Tears leaked from the sides of her eyes as she waited for his touch again, wondering if it was going to be rough, or unbearably gentle. But it didn’t come. Instead, the beam of the flashlight floated out of her eyes and to the ground as she heard him settle onto the floor. He stayed there so long that her eyes began to adjust to the dim light in the cell. The roof above them was stone, with tree roots snaking through the cracks. Condensation glistened in one corner. A large, black bug scuttled along one of the branches.

She turned her head. The man’s boots were visible a few feet away, his knees pulled to his chest, his big, hairy arms hanging over them. She could just make out the gleam of his eyes fixed on her, sad and uncertain. He didn’t know what to do.

Slowly, he crawled across the floor to her. His breath nearly made her gag as she willed her body to be still, and his hands slid around her throat. A wave of hysteria passed over her, her breath quickening. She lifted her arms to fight, but he was too strong.

The words choked in her throat. Please don’t.





Chapter Forty-Three





“I’ll be in the cafeteria,” Josie whispered to Carrieann as they passed one another in the corridor. It was just before the lunch rush and Josie’s stomach growled loudly, clenching at the scent of food. She hoped to God her five dollars would be enough to sustain her.

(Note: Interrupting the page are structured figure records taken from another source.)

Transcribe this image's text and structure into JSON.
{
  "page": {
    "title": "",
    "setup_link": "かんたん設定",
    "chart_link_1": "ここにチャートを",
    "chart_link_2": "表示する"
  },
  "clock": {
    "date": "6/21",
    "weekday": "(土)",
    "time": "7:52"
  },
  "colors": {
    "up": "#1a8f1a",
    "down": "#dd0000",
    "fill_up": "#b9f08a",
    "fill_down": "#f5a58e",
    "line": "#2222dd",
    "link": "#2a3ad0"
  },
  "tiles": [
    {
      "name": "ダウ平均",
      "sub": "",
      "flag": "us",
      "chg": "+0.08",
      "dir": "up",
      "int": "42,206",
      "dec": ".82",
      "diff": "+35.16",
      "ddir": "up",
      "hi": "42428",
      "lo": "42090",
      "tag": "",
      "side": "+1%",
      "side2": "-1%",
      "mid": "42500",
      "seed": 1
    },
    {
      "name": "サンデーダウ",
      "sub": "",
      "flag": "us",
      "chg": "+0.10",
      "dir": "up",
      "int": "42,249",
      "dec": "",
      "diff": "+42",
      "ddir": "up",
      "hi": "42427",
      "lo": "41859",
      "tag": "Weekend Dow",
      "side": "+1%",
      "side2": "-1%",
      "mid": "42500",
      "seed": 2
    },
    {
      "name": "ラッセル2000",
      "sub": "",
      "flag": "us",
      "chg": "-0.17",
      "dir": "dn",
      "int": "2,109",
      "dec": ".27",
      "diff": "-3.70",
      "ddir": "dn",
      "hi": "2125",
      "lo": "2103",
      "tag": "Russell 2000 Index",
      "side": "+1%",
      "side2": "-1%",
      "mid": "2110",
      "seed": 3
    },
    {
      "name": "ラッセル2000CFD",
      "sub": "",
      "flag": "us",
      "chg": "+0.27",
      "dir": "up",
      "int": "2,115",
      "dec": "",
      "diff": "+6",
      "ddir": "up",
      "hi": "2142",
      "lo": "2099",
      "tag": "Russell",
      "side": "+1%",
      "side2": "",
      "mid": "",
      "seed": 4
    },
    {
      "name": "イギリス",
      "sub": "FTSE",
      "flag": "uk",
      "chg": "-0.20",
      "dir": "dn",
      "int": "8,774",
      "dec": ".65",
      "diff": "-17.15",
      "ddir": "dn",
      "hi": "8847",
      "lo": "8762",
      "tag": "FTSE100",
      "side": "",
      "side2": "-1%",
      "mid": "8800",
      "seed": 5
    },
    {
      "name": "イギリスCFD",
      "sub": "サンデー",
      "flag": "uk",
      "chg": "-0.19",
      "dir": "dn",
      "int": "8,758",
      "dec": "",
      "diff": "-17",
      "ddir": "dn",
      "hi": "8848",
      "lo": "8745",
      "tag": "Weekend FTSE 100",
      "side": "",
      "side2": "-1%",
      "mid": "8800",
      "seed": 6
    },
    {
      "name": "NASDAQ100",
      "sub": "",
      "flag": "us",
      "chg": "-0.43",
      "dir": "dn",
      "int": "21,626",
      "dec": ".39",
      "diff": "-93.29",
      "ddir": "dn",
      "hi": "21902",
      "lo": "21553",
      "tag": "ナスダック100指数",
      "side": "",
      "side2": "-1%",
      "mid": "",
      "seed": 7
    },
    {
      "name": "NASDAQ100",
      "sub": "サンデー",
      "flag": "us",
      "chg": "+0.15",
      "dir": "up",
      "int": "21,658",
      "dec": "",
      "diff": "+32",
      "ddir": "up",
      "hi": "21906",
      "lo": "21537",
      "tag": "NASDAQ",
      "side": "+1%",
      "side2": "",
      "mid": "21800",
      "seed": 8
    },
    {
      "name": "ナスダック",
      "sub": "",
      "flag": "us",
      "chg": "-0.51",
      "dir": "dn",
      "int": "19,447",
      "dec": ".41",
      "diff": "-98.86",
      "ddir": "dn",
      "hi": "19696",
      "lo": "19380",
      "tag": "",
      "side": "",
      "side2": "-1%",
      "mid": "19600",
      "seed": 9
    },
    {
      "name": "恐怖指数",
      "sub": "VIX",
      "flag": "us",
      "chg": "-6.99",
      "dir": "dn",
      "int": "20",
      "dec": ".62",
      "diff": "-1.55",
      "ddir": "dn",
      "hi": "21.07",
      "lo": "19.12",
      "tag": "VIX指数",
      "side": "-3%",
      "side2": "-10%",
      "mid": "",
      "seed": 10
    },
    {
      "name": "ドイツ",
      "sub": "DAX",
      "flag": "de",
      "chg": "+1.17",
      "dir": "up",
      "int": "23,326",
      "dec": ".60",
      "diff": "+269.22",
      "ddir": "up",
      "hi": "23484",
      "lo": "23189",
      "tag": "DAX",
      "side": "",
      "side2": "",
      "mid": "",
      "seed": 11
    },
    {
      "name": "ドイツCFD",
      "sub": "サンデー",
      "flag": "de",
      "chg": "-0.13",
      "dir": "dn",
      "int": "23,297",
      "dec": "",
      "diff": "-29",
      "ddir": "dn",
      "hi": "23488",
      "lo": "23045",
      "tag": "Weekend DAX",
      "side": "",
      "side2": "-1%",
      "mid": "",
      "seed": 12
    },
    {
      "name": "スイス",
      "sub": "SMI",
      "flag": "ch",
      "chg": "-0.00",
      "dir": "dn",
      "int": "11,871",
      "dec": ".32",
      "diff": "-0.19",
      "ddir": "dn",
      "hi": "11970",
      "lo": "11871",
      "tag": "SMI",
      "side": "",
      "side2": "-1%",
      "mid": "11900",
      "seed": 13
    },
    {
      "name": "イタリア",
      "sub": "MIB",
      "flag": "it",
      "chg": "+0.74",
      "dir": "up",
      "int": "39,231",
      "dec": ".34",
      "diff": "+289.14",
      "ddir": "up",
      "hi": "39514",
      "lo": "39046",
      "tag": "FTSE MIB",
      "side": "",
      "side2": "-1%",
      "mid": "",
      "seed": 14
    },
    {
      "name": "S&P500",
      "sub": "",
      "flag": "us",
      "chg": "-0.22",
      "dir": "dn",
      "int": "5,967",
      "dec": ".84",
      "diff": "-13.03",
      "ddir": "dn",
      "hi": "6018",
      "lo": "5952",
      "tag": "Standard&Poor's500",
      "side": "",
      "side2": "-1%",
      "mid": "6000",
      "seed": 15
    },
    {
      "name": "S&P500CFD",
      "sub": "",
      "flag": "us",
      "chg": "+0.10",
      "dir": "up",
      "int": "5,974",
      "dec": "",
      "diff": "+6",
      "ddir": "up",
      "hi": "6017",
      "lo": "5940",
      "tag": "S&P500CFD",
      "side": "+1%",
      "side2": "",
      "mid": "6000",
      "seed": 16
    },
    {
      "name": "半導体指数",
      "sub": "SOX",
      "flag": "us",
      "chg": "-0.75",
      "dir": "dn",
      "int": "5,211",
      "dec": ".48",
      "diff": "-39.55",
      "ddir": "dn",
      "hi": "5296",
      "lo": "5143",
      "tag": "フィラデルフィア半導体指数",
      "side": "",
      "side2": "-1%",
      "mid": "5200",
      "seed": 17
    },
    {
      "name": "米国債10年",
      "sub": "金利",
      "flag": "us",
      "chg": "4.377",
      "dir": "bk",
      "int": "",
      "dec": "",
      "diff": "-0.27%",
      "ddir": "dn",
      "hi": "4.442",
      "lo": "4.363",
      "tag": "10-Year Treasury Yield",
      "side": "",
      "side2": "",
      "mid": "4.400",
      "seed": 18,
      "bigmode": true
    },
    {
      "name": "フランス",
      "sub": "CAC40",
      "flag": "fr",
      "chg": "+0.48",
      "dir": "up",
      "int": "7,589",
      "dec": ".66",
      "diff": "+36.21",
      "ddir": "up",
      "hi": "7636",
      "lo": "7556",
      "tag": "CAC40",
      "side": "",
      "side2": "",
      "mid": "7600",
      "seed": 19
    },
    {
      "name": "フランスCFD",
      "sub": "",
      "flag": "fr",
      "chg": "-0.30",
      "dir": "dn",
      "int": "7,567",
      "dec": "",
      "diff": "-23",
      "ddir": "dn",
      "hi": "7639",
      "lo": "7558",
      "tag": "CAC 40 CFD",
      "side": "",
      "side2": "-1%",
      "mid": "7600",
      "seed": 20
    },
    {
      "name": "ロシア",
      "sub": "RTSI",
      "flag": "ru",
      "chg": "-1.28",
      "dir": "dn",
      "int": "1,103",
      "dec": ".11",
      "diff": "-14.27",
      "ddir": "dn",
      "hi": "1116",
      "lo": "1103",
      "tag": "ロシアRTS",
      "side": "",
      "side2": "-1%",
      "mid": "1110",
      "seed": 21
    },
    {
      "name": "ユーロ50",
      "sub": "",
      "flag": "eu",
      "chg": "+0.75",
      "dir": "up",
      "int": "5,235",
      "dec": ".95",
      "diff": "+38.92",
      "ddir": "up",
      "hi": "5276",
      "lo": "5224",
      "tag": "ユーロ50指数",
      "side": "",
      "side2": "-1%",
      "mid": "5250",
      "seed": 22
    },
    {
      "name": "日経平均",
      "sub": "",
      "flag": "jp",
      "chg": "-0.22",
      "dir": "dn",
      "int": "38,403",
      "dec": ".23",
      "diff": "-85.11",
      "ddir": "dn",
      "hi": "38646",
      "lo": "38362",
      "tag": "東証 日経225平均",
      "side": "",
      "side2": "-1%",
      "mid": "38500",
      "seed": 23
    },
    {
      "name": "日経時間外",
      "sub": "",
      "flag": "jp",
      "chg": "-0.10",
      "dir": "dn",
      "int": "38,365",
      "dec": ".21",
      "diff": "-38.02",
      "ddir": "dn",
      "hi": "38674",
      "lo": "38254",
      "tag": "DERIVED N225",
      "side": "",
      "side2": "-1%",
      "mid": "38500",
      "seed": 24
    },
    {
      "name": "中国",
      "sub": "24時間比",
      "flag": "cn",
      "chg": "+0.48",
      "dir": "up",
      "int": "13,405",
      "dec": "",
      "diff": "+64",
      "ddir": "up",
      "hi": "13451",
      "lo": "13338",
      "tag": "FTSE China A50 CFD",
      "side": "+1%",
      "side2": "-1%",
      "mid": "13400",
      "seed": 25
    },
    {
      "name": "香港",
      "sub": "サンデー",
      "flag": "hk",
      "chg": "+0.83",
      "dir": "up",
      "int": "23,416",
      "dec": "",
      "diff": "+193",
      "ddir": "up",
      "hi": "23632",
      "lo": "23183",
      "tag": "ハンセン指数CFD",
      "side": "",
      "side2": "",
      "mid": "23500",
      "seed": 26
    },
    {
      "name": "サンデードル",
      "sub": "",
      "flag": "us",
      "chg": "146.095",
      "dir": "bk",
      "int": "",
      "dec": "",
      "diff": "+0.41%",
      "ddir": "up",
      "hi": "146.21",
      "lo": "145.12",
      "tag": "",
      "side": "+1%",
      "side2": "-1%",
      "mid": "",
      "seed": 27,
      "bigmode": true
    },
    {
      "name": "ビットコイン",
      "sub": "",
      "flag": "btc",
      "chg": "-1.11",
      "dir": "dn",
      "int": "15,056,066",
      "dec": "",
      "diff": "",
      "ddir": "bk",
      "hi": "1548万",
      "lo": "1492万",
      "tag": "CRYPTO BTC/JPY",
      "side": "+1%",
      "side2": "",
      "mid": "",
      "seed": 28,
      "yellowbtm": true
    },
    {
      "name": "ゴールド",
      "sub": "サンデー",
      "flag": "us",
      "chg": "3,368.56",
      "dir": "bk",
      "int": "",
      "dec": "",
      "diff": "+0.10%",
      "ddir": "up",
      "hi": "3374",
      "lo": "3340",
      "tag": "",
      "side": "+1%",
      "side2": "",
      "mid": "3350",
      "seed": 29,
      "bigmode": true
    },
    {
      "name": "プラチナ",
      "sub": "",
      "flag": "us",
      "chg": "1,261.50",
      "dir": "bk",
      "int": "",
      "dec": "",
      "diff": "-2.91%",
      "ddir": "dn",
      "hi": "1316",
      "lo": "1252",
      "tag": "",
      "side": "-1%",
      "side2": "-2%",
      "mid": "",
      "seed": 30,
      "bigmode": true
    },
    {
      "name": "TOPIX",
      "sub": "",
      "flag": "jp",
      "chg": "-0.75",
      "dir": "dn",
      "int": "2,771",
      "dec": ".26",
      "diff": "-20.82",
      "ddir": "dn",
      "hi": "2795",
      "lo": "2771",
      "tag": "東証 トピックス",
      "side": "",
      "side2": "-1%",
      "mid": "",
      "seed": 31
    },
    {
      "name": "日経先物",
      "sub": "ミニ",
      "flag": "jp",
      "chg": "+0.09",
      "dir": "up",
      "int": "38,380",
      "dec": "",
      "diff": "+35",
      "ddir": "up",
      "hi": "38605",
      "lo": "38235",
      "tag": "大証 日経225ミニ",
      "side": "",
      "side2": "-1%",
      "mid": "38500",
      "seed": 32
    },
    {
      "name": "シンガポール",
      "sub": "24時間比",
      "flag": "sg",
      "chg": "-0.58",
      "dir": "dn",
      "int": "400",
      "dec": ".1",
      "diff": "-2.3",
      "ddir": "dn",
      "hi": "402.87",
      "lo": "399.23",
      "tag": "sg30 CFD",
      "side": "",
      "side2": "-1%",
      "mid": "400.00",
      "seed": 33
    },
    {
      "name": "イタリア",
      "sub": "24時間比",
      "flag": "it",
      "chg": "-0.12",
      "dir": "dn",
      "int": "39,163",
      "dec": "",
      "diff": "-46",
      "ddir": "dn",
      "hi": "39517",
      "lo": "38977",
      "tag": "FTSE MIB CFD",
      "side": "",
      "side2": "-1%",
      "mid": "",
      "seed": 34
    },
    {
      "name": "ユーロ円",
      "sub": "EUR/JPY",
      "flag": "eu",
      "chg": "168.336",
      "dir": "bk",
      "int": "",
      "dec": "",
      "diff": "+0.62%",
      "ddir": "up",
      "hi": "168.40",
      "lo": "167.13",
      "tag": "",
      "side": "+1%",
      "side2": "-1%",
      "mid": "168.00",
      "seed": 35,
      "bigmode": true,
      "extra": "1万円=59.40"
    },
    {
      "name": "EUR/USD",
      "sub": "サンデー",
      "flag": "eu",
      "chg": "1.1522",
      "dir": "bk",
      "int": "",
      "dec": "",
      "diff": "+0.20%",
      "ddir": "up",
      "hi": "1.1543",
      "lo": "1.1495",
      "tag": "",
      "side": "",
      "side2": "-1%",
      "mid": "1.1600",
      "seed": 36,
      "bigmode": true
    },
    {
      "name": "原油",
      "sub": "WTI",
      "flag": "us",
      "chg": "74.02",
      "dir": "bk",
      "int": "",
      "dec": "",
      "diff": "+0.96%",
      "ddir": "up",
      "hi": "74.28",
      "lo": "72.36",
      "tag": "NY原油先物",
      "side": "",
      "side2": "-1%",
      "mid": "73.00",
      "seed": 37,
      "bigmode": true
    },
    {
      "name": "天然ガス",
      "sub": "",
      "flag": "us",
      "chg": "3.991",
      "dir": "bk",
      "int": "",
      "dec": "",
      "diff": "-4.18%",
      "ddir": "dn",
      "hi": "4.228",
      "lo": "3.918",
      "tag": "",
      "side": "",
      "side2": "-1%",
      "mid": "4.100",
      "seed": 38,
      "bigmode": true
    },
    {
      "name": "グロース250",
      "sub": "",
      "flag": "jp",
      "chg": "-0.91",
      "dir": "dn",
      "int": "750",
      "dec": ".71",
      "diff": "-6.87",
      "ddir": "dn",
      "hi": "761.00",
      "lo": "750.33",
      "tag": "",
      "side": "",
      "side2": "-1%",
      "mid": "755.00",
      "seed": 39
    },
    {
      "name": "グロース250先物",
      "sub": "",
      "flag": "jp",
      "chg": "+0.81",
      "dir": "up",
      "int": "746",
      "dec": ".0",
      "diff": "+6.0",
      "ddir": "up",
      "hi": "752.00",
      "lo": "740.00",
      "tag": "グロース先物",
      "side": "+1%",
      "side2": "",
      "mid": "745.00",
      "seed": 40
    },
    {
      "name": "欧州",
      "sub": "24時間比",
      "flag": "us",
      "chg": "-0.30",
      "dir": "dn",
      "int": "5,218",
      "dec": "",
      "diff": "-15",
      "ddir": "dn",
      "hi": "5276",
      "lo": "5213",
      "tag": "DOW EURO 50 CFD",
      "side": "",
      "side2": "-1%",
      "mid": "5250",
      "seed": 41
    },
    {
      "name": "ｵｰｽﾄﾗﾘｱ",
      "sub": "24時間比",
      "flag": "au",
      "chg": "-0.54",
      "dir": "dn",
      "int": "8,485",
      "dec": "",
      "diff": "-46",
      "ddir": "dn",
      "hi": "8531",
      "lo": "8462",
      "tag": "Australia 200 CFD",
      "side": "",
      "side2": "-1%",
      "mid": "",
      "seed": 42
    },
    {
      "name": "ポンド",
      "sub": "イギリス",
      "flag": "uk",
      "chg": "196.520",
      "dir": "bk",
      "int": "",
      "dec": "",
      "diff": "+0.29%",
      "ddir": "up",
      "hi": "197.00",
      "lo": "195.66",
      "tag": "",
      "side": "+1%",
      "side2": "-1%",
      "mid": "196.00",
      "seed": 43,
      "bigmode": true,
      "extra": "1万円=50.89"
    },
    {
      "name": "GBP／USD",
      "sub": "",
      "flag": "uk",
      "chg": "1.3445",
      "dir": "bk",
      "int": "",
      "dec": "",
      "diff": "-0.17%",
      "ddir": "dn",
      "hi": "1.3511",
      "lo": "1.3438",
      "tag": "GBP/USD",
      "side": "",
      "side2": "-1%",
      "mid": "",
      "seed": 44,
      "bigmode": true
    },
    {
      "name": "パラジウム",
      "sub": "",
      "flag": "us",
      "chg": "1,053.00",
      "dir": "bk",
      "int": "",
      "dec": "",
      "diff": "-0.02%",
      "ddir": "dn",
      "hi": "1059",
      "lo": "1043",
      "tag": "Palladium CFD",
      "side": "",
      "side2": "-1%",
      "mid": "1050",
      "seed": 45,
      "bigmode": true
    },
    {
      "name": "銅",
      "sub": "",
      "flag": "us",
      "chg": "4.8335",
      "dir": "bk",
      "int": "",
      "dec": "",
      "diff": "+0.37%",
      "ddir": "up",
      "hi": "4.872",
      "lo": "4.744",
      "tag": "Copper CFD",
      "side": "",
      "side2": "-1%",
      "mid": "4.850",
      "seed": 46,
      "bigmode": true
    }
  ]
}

The cafeteria was starting to fill up with men and women in scrubs and weary-looking family members crowding in and out, so Josie took a table near the back of the large room, her vantage point allowing her to pan the entire place as she ate her plate of fries. No one could sneak up on her. It was also near an outlet where she could charge her phone. Several feet away, a television played the morning news from WYEP. The sound was on but she was too far away to hear it, so she followed the headlines that trawled across the bottom of the screen.

HEROIN OVERDOSES HIT NEW HIGH IN ALCOTT COUNTY



* * *



CORONER CALLED TO 3-VEHICLE CRASH IN BOWERSVILLE



* * *



ROAD GIVES WAY IN COLUMBIA COUNTY



Josie wiped her greasy, salt-tipped fingers and picked up her phone. It was at thirty-eight percent. She tried calling Lisette again but the call went to voicemail. She left another message as worry began to gnaw at her gut. She would have to get over to Rockview at her first opportunity, but it wouldn’t be today. She scrolled until she found Ginger’s number and hit call. Ginger picked up on the third ring.

“Did you get the email?” she asked, not bothering with pleasantries.

“Yes,” Josie said. “Thank you.”

“Do you have everything you need?”

Everything she needed. What did she need? What was she going to do with the Blackwell file? Sure, she knew now that Blackwell hadn’t staged her own abduction, but that didn’t change anything. Knowing that Blackwell was telling the truth didn’t bring Josie any closer to finding Isabelle Coleman. What she really needed was to find the Standing Man—and even then she might be no closer to finding Isabelle Coleman. But Ginger couldn’t help her with that, so Josie simply said, “Yes, thank you.”